Latanoprost treatment for glaucoma: effects of treating for 1 year and of switching from timolol. United States Latanoprost Study Group.

Kaufman Lab // Publications // Sep 23 1998

PubMed ID: 9744372

Author(s): Camras CB, Wax MB, Ritch R, Weinreb R, Robin AL, Higginbotham EJ, Lustgarten J, Stewart WC, Sherwood M, Krupin T, Wilensky J, Cioffi GA, Katz LJ, Schumer RA, Kaufman PL, Minckler D, Zimmerman T, Stjernschantz J. Latanoprost treatment for glaucoma: effects of treating for 1 year and of switching from timolol. United States Latanoprost Study Group. Am J Ophthalmol. 1998 Sep;126(3):390-9.

Journal: American Journal Of Ophthalmology, Volume 126, Issue 3, Sep 1998

PURPOSE To determine the efficacy and safety of latanoprost treatment for 1 year in glaucoma patients, and to evaluate the effects of switching from timolol to latanoprost therapy.

METHODS Latanoprost 0.005% was topically applied once daily without masking for 6 months in 223 patients with elevated intraocular pressure after previous treatment with latanoprost once daily or 0.5% timolol twice daily for 6 months in a multicenter, randomized, double-masked, parallel group study.
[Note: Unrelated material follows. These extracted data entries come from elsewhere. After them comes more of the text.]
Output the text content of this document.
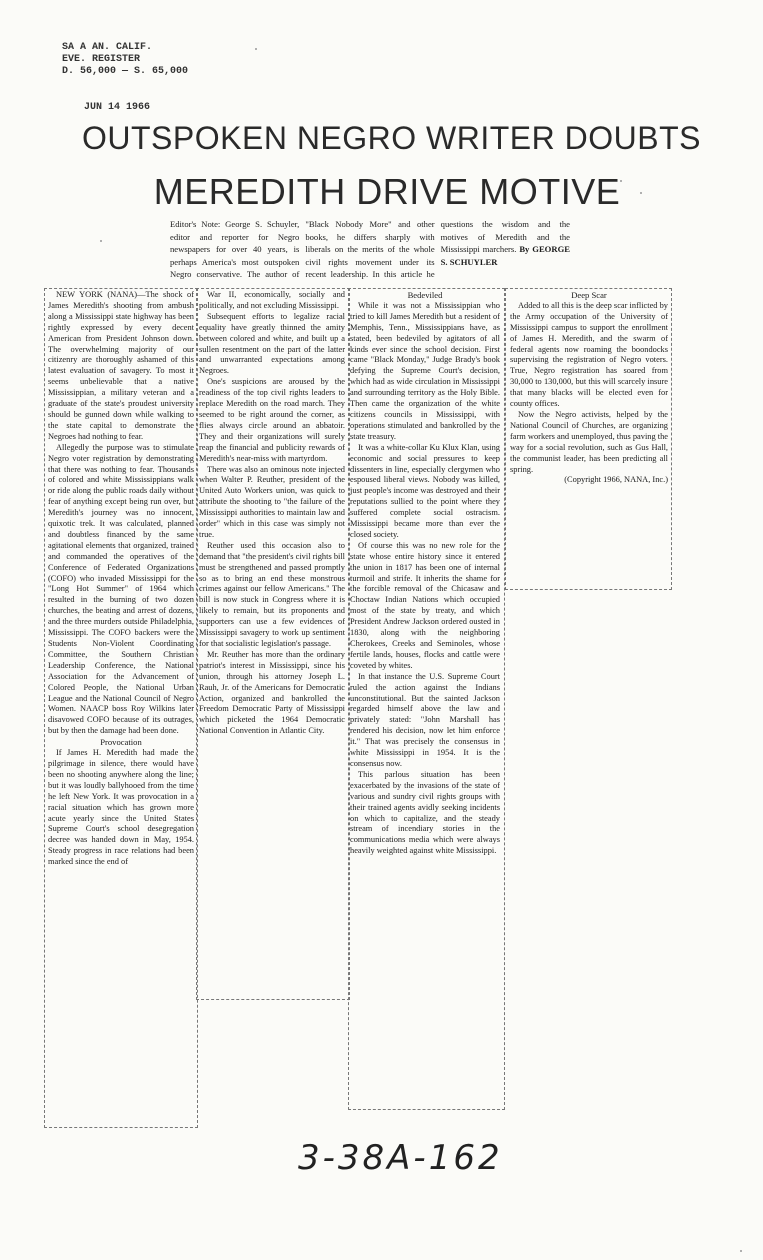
SA A AN. CALIF.
EVE. REGISTER
D. 56,000 — S. 65,000
JUN 14 1966
OUTSPOKEN NEGRO WRITER DOUBTS
MEREDITH DRIVE MOTIVE
Editor's Note: George S. Schuyler, editor and reporter for Negro newspapers for over 40 years, is perhaps America's most outspoken Negro conservative. The author of "Black Nobody More" and other books, he differs sharply with liberals on the merits of the whole civil rights movement under its recent leadership. In this article he questions the wisdom and the motives of Meredith and the Mississippi marchers. By GEORGE S. SCHUYLER

NEW YORK (NANA)—The shock of James Meredith's shooting from ambush along a Mississippi state highway has been rightly expressed by every decent American from President Johnson down. The overwhelming majority of our citizenry are thoroughly ashamed of this latest evaluation of savagery. To most it seems unbelievable that a native Mississippian, a military veteran and a graduate of the state's proudest university should be gunned down while walking to the state capital to demonstrate the Negroes had nothing to fear.

Allegedly the purpose was to stimulate Negro voter registration by demonstrating that there was nothing to fear. Thousands of colored and white Mississippians walk or ride along the public roads daily without fear of anything except being run over, but Meredith's journey was no innocent, quixotic trek. It was calculated, planned and doubtless financed by the same agitational elements that organized, trained and commanded the operatives of the Conference of Federated Organizations (COFO) who invaded Mississippi for the "Long Hot Summer" of 1964 which resulted in the burning of two dozen churches, the beating and arrest of dozens, and the three murders outside Philadelphia, Mississippi. The COFO backers were the Students Non-Violent Coordinating Committee, the Southern Christian Leadership Conference, the National Association for the Advancement of Colored People, the National Urban League and the National Council of Negro Women. NAACP boss Roy Wilkins later disavowed COFO because of its outrages, but by then the damage had been done.

Provocation

If James H. Meredith had made the pilgrimage in silence, there would have been no shooting anywhere along the line; but it was loudly ballyhooed from the time he left New York. It was provocation in a racial situation which has grown more acute yearly since the United States Supreme Court's school desegregation decree was handed down in May, 1954. Steady progress in race relations had been marked since the end of

War II, economically, socially and politically, and not excluding Mississippi.

Subsequent efforts to legalize racial equality have greatly thinned the amity between colored and white, and built up a sullen resentment on the part of the latter and unwarranted expectations among Negroes.

One's suspicions are aroused by the readiness of the top civil rights leaders to replace Meredith on the road march. They seemed to be right around the corner, as flies always circle around an abbatoir. They and their organizations will surely reap the financial and publicity rewards of Meredith's near-miss with martyrdom.

There was also an ominous note injected when Walter P. Reuther, president of the United Auto Workers union, was quick to attribute the shooting to "the failure of the Mississippi authorities to maintain law and order" which in this case was simply not true.

Reuther used this occasion also to demand that "the president's civil rights bill must be strengthened and passed promptly so as to bring an end these monstrous crimes against our fellow Americans." The bill is now stuck in Congress where it is likely to remain, but its proponents and supporters can use a few evidences of Mississippi savagery to work up sentiment for that socialistic legislation's passage.

Mr. Reuther has more than the ordinary patriot's interest in Mississippi, since his union, through his attorney Joseph L. Rauh, Jr. of the Americans for Democratic Action, organized and bankrolled the Freedom Democratic Party of Mississippi which picketed the 1964 Democratic National Convention in Atlantic City.

Bedeviled

While it was not a Mississippian who tried to kill James Meredith but a resident of Memphis, Tenn., Mississippians have, as stated, been bedeviled by agitators of all kinds ever since the school decision. First came "Black Monday," Judge Brady's book defying the Supreme Court's decision, which had as wide circulation in Mississippi and surrounding territory as the Holy Bible. Then came the organization of the white citizens councils in Mississippi, with operations stimulated and bankrolled by the state treasury.

It was a white-collar Ku Klux Klan, using economic and social pressures to keep dissenters in line, especially clergymen who espoused liberal views. Nobody was killed, just people's income was destroyed and their reputations sullied to the point where they suffered complete social ostracism. Mississippi became more than ever the closed society.

Of course this was no new role for the state whose entire history since it entered the union in 1817 has been one of internal turmoil and strife. It inherits the shame for the forcible removal of the Chicasaw and Choctaw Indian Nations which occupied most of the state by treaty, and which President Andrew Jackson ordered ousted in 1830, along with the neighboring Cherokees, Creeks and Seminoles, whose fertile lands, houses, flocks and cattle were coveted by whites.

In that instance the U.S. Supreme Court ruled the action against the Indians unconstitutional. But the sainted Jackson regarded himself above the law and privately stated: "John Marshall has rendered his decision, now let him enforce it." That was precisely the consensus in white Mississippi in 1954. It is the consensus now.

This parlous situation has been exacerbated by the invasions of the state of various and sundry civil rights groups with their trained agents avidly seeking incidents on which to capitalize, and the steady stream of incendiary stories in the communications media which were always heavily weighted against white Mississippi.

Deep Scar

Added to all this is the deep scar inflicted by the Army occupation of the University of Mississippi campus to support the enrollment of James H. Meredith, and the swarm of federal agents now roaming the boondocks supervising the registration of Negro voters. True, Negro registration has soared from 30,000 to 130,000, but this will scarcely insure that many blacks will be elected even for county offices.

Now the Negro activists, helped by the National Council of Churches, are organizing farm workers and unemployed, thus paving the way for a social revolution, such as Gus Hall, the communist leader, has been predicting all spring.

(Copyright 1966, NANA, Inc.)

3-38A-162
RESULTS Compared with baseline values before treatment, a significant (P < .0001) diurnal reduction in intraocular pressure of 6 to 8 mm Hg was maintained with minimal fluctuation for the duration of treatment. When treatment was switched from timolol to latanoprost, intraocular pressure was reduced by 1.5 +/- 0.3 mm Hg (mean +/- SEM; 8% change in intraocular pressure; 31% of the intraocular pressure reduction produced by timolol; P < .001) compared with the change in intraocular pressure in patients remaining on latanoprost therapy. Of the patients initially enrolled, 95% successfully completed treatment. There was a slight overall increase in conjunctival hyperemia in patients who switched from timolol to latanoprost, but no change in those who continued latanoprost. The timolol-induced reduction of resting heart rate returned to baseline levels after switching to latanoprost. Of the 247 patients treated with latanoprost during the masked and/or open-label studies, 12 (5%) demonstrated a definite (n = 4) or possible (n = 8) increase in iris pigmentation.

CONCLUSIONS Latanoprost is a well-tolerated ocular hypotensive agent that appears to be more effective than timolol in reducing intraocular pressure. The increase in iris pigmentation appears to be harmless but requires further investigation.